It is here. It is today. I feel remarkably ambivalent, although a bit short-tempered, but that might have more to do with not getting enough sleep this week than with the charged nature of the day.
My mom and stepdad are keeping Maddie and Riley tonight, which gives me a nice break. I think I'll go for a run, take a long, hot bath (probably with Diego bubbles since I don't think I have any grown-up ones), and then eat yummy snackies and drink wine and maybe watch a movie or something. I guess it all sounds a bit melancholy, but as my wise dad pointed out to me last weekend, I don't get a whole lot of time to be truly alone and to just spend time with my thoughts. I know I'm not alone in that; I think we could all use the gift of time to just be. And so I shall take this gift on this day that is such a strange combination of sublime and wretched, and it will be what it will be.
I've had a question on my mind for the last five years, and I'm going to see if any of you readers can answer it. The question is this: Did he know?
The he in question is John's primary care doctor. A few weeks before our wedding, John went to see said doctor because of increasing trouble with fatigue and intestinal distress. John had not been feeling 100% for a long time—not surprising given that by the time his cancer was diagnosed he fell into a classification known as "nearly dead." But by the same token, John hadn't felt awful, either. When he went to see his primary care doctor, his two chief complaints were that he felt more tired than seemed reasonable and that he had transient, nonspecific episodies of gastrointestinal discomfort and distress. Given that John also had a horrifically stressful job, was in the throes of planning a wedding, and was interviewing for a new job to get him out of the horror that was his old job, it's frankly not surprising that the felt tired and nauseuous some of the time.
But off John went to see Dr. C. And, thankfully, Dr. C did not simply say, "Take some Prilosec and shut up." Instead, what he said was, "I want to run some tests. In the interim, take some Prilosec, which will hopefully take the edge off." I'm not sure exactly what tests Dr. C ran, but one of them was a routine blood workup. That may have been the only test.

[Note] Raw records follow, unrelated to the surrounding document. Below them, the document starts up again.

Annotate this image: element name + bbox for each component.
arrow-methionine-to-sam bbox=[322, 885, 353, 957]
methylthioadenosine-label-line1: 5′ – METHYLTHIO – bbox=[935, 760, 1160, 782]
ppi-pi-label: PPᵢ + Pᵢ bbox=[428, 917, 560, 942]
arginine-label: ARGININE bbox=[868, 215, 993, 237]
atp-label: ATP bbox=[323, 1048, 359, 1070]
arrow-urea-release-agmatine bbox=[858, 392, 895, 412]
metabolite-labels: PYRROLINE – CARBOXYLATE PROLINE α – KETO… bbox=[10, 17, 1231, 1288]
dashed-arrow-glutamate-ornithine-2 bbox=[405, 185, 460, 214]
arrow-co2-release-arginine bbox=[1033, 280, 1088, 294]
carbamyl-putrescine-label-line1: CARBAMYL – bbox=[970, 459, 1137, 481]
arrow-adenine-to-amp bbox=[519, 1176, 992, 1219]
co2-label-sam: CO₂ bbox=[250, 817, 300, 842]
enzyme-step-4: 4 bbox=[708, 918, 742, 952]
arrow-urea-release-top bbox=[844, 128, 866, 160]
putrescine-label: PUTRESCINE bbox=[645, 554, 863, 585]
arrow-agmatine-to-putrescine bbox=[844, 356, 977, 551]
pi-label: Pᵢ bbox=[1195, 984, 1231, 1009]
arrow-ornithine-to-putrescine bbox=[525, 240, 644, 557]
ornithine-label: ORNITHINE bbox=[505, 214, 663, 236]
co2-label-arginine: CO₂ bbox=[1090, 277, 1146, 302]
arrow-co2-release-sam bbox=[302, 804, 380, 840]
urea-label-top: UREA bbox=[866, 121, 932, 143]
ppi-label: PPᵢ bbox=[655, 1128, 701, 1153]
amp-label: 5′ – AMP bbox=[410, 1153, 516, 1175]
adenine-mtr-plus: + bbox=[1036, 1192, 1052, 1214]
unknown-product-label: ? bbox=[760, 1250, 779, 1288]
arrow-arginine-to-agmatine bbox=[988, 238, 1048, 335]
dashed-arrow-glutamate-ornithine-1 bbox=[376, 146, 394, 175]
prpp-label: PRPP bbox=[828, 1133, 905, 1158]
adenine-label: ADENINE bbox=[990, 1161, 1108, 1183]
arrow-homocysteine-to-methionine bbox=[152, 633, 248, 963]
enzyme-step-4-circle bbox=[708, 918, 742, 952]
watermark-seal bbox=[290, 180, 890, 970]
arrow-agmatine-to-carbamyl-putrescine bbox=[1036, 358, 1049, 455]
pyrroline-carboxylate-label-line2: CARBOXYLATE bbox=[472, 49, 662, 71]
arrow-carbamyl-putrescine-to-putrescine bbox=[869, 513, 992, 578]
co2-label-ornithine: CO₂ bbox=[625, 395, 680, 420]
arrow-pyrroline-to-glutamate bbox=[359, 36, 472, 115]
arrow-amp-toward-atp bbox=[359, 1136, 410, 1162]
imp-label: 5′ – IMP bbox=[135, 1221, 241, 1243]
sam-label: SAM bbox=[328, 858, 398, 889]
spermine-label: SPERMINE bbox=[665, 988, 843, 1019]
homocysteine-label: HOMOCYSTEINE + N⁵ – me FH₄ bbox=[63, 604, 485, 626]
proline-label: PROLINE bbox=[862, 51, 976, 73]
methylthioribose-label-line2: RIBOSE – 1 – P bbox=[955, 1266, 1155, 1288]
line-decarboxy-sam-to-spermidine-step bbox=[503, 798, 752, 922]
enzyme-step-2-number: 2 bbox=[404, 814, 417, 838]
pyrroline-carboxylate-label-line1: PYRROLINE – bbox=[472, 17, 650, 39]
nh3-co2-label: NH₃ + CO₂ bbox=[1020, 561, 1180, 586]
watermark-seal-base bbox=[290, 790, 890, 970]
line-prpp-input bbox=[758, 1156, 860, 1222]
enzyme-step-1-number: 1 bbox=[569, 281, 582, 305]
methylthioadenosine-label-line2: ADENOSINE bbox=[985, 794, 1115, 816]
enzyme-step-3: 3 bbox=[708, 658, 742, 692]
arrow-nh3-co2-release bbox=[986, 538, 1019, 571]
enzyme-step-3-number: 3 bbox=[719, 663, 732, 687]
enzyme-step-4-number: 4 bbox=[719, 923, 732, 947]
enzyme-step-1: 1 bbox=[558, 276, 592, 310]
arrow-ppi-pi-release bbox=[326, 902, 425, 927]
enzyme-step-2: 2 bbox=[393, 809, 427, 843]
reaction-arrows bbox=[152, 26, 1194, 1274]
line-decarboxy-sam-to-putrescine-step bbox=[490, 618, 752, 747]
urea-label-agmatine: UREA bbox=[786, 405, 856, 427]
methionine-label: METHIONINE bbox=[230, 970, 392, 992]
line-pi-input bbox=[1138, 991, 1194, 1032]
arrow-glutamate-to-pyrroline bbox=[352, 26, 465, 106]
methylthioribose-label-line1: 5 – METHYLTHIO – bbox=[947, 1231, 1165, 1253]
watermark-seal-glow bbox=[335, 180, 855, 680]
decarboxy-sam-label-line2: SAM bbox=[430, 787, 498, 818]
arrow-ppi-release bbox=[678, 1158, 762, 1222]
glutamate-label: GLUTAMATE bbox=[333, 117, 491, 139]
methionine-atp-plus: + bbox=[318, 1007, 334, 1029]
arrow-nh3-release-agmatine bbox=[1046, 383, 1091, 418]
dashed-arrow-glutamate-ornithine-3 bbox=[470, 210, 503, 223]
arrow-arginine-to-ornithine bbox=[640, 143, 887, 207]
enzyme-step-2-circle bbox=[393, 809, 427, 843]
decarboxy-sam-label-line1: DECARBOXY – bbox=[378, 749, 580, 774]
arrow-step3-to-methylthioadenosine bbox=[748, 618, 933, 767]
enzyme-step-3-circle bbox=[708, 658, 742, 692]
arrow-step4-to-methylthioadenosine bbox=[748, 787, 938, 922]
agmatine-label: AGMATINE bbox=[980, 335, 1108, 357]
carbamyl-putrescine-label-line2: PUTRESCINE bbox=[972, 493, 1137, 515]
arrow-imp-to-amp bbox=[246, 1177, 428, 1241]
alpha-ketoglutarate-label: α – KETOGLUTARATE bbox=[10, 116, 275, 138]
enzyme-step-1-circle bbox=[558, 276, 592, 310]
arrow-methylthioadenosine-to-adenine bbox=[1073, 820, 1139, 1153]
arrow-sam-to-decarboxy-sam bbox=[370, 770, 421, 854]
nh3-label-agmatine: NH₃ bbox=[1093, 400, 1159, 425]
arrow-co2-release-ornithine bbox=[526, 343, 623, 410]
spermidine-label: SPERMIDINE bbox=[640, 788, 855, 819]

The results of that workup came back while we were in Portland for the wedding. In fact, I think it was the day of our rehearsal dinner. The result was that John's liver function was high, really high. Somewhat alarmingly high. Dr. C told John that it was not hepatitis and that further tests would need to be done to determine what was going on. His advice was to take it easy on the booze at the wedding and get in touch when we got back to Massachusetts.
John and I were too busy at that point to do any Internet research, for which I am thankful. Because when we did find the time to do research, what we found was that there aren't that many reasons for liver function tests to come back so abnormally high. It takes a lot of damage for one's liver function to be seriously impaired. Hepatitis can do it, but we knew it wasn't that. There a handful of other diseases—for which John had no other symptom—and some drugs that can cause exceptionally poor liver function. And, of course, so can the presence of tumors in the liver, tumors that are likely metastases from an original cancer located elsewhere in the body.
I'm obviously not a doctor. But when I think back on that time, I feel like Dr. C must have known—by which I mean strongly suspected to the point of near-certainty—that John had cancer, and that it was likely a cancer that had metastasized, and thus was almost certainly terminal. That it was pancreatic cancer it seems less likely that he knew. But again, I'm not a doctor. In the end, none of it matters. When we got back from our wedding, John got an abdominal ultrasound, our lives spiraled out of control, and Dr. C transferred John's primary care to an oncologist whose compassion and skill was unparalleled.
I think about Dr. C every day, though. Soon after John started treatment, Dr. C moved away from Boston, and we never tracked him down. I have always wondered, though, how much he knew, how much he suspected. I'm grateful to so many people for the kindness they showed us during John's illness, probably no one more so than Dr. C. I'm grateful that he took John's nonspecific complaints so seriously. And, assuming that he had an inkling of what was to come for us, I'm especially grateful that he kept those worries to himself, that he managed to not lie, or even give us false hope, but state the facts in a way that protected us without compromising his integrity.
John and I shared virtually no married time together that was not tainted by terminal illness. But on the day of our wedding, for all we knew, we had years stretched out in front of us. I'm so thankful for that. Today, more than usual, I will think fondly of Dr. C and what he did for me, for John, for our marriage.
For any doctor-readers, do you think he knew? How much do you think he knew? What would you have done if you and found yourselves in his shoes?